The idea for the landing gear, credited to Nicholas Kristofer Gentry, adapts the sort of telescoping feature long used for camera tripods: When a drone lands on a sloping surface, its legs can expand or contract to keep the drone’s frame (and, not incidentally, its payload) level.
“The landing gear assembly may also operate as a landing dampener to absorb shock resulting from a landing of the UAV [unmanned aerial vehicle] to absorb safe delivery of fragile items,” the patent says.
The patent even covers ideas such as building spikes, screws, suction cups or magnets into the landing legs. Such features could help the drone stay put while it’s sitting on icy, slippery or metallic surfaces.
The other patent published recently focuses on the tips of a drone’s propellers. The originators of this idea, Brian Beckman and Allan Ko, suggest building in a mechanism that can change the slant of the propeller tips, effectively creating “winglets” like the upturned tips on a Boeing 737’s wings.
Winglets can increase flight efficiency by minimizing the spinning vortices of air that are created as a flat surface slices through the air. However, there are some situations where winglets reduce flight stability – for example, if there’s a strong crosswind during takeoff or landing.

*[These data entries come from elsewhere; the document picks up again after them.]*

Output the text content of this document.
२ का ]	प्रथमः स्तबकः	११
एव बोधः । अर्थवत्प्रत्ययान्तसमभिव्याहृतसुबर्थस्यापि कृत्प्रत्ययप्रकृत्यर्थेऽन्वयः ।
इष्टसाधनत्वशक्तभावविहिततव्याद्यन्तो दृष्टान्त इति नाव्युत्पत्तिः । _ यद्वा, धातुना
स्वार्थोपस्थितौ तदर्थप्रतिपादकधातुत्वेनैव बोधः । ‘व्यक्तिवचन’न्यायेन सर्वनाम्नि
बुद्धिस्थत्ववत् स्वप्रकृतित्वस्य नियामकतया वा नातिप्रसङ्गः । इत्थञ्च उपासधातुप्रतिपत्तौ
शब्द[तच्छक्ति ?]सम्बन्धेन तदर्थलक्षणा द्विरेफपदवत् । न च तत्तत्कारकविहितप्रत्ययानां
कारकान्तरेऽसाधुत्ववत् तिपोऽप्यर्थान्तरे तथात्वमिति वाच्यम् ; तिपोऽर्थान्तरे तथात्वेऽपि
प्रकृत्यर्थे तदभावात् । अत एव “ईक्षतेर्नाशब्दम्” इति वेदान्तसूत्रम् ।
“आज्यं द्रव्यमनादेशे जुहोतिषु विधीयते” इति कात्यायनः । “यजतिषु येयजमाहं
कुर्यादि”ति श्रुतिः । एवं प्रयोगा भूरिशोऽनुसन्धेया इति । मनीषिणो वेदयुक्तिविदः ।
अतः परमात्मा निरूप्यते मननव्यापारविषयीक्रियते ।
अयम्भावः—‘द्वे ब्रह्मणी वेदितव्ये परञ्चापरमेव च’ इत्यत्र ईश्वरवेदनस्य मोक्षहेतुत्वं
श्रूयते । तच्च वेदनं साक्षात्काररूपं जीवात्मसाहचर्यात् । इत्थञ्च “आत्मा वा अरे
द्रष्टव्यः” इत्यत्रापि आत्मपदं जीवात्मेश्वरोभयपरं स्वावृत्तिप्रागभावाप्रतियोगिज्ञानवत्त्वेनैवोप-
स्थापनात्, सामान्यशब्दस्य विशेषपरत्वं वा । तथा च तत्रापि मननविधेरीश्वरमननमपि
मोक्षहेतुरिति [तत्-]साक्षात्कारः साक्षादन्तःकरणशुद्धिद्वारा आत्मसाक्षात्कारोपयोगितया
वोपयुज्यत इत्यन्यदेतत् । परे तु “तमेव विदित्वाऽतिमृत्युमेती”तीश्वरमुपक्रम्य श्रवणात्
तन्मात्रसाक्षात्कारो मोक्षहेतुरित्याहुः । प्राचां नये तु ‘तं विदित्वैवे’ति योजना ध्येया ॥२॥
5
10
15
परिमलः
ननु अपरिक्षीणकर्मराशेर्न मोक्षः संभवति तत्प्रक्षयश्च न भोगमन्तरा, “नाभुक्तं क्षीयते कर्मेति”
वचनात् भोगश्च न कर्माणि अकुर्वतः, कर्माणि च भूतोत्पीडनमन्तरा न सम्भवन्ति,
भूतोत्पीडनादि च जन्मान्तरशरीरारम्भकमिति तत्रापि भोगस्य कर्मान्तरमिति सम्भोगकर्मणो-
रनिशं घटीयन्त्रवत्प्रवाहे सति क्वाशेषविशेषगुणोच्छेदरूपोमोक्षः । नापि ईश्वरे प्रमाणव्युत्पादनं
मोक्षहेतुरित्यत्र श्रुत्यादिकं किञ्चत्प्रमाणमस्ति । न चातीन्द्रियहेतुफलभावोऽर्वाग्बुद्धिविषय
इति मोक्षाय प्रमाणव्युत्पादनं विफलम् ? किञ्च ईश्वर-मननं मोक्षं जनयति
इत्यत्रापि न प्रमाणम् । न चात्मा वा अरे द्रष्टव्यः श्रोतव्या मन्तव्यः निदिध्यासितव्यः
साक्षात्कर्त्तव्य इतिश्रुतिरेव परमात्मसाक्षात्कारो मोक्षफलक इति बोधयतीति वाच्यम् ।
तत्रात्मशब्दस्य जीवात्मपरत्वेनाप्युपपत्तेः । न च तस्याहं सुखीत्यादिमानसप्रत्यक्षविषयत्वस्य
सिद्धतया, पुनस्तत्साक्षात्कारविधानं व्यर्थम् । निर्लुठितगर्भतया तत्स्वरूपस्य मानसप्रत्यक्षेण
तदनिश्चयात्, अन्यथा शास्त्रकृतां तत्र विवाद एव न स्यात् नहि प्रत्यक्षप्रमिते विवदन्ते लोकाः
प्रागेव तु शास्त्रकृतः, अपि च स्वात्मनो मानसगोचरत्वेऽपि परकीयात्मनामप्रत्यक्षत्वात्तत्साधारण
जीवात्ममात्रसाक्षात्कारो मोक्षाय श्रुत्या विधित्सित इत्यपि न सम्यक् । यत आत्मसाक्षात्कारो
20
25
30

The patent lays out a scheme in which the drone can adjust the angle of its propeller tips to strike the right balance for its flying conditions. And that’s not all.
“Those of ordinary skill in the pertinent arts will recognize that the systems and methods of the present disclosure may be utilized to realign or readjust any attribute of a reconfigurable propeller, including not only cant angles of blade tips with respect to blade roots, but also blade pitches, blade lengths, blade rake angles, or any other attribute of the propeller,” the inventors say.
The applications for both patents were filed back in 2015. Amazon traditionally doesn’t comment on its patent filings, and there’s no evidence that the features have been built into the prototypes that the company is currently testing (or putting on display at this week’s SXSW conference in Texas).